Es entonces cuanto más envenenado por el recuerdo de tantas aventuras sin caras, de tantos orgasmos sin rostros, de tantos cuerpos sin nombre se produce la adicción de alimentar nuestras fantasías como buenamente se puede. Y así sin más todo vale con tal de mantener esa idea de obtener placer como medio de expresión vital. Fumamos para seguir vivos, para que en cada calada la nicotina nos deje su sabor en medio de la respiración que de otra forma seria insípida y aburrida, bebemos para alegrarnos, para aturdirnos, para soñar, para llorar o simplemente para olvidar sin que esto sea necesariamente bueno o lo más recomendable para enfrentarnos a nuestros problemas. Pero de cualquier forma lo hacemos como quien sabe que hace algo malo pero no tiene ni ganas ni interés en  dejar de hacerlo.
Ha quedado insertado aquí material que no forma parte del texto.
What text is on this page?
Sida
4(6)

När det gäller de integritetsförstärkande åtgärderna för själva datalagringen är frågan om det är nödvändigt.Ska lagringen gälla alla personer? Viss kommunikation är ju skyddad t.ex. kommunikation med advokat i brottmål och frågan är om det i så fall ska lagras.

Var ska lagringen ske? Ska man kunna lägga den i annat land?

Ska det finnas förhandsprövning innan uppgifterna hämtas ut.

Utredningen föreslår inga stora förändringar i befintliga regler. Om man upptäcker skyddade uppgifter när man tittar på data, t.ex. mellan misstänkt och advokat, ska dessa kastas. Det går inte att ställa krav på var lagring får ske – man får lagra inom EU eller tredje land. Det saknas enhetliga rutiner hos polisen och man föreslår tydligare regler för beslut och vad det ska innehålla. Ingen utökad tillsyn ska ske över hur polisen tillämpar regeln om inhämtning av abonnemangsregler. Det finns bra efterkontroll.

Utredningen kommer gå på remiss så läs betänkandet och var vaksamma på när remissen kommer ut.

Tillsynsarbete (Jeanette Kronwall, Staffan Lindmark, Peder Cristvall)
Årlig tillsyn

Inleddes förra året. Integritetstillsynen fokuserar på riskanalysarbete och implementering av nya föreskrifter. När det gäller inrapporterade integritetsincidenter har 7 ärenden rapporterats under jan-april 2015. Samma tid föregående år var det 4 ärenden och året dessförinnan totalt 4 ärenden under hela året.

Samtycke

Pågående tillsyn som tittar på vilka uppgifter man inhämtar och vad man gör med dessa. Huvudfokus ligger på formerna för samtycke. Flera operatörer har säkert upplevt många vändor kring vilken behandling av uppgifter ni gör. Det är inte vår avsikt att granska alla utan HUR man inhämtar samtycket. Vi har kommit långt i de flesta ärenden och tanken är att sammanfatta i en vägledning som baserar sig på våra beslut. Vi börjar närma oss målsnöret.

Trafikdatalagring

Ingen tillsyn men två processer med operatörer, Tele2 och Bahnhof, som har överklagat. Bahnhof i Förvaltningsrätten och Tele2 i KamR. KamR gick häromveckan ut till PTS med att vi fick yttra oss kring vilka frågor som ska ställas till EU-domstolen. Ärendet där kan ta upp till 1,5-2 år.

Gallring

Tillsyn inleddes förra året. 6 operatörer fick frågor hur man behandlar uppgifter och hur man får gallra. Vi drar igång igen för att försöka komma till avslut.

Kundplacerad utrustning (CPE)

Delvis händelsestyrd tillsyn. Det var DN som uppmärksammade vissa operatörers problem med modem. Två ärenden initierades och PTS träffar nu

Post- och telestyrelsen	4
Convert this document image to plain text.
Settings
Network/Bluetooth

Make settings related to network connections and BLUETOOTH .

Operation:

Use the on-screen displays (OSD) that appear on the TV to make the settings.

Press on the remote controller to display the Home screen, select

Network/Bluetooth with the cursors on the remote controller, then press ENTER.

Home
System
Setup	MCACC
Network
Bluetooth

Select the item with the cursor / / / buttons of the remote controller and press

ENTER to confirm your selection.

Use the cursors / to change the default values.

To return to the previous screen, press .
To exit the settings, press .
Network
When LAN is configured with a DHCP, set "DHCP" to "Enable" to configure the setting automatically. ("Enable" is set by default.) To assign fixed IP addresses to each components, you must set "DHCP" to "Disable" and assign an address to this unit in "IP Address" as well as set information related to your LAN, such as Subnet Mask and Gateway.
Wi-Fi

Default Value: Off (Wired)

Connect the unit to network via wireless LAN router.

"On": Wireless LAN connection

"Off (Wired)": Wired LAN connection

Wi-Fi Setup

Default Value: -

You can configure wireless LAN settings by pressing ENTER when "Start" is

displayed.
Mucha gente acude a las drogas y al alcohol para romper su timidez, para expresar sus sentimientos, para sentirse seguro en un mundo donde se creen lisiados y proscritos de afectos por sentirse diferentes. Otra gente bebe y se droga para combatir el rechazo y asumir el olvido de quien ya no quiere recordarles. También hay quien desea perder la cabeza solo para pasar el rato, para viajar, para vivir experiencias y distraerse de un mundo que les aburre. En cualquier caso todos estos ejemplos señalan que las drogas y el alcohol están unidas al ser humano como una realidad innegable que muchas veces se pasa por alto bien por el cinismo y la hipocresía del control impuesto sobre las libertades humanas.

 El derecho a consumir drogas debería estar reconocido como tal y los consumidores no deberían estar perseguidos pues  a nadie atañe lo que cada uno haga con su cuerpo y aunque algunas drogas puedan llevar a la autodestrucción esas mismas autoridades que condenan el consumo deberían promover la información de sus efectos en vez de condenar y promover la estigmatización de una parte de los sectores mas débiles de la sociedad.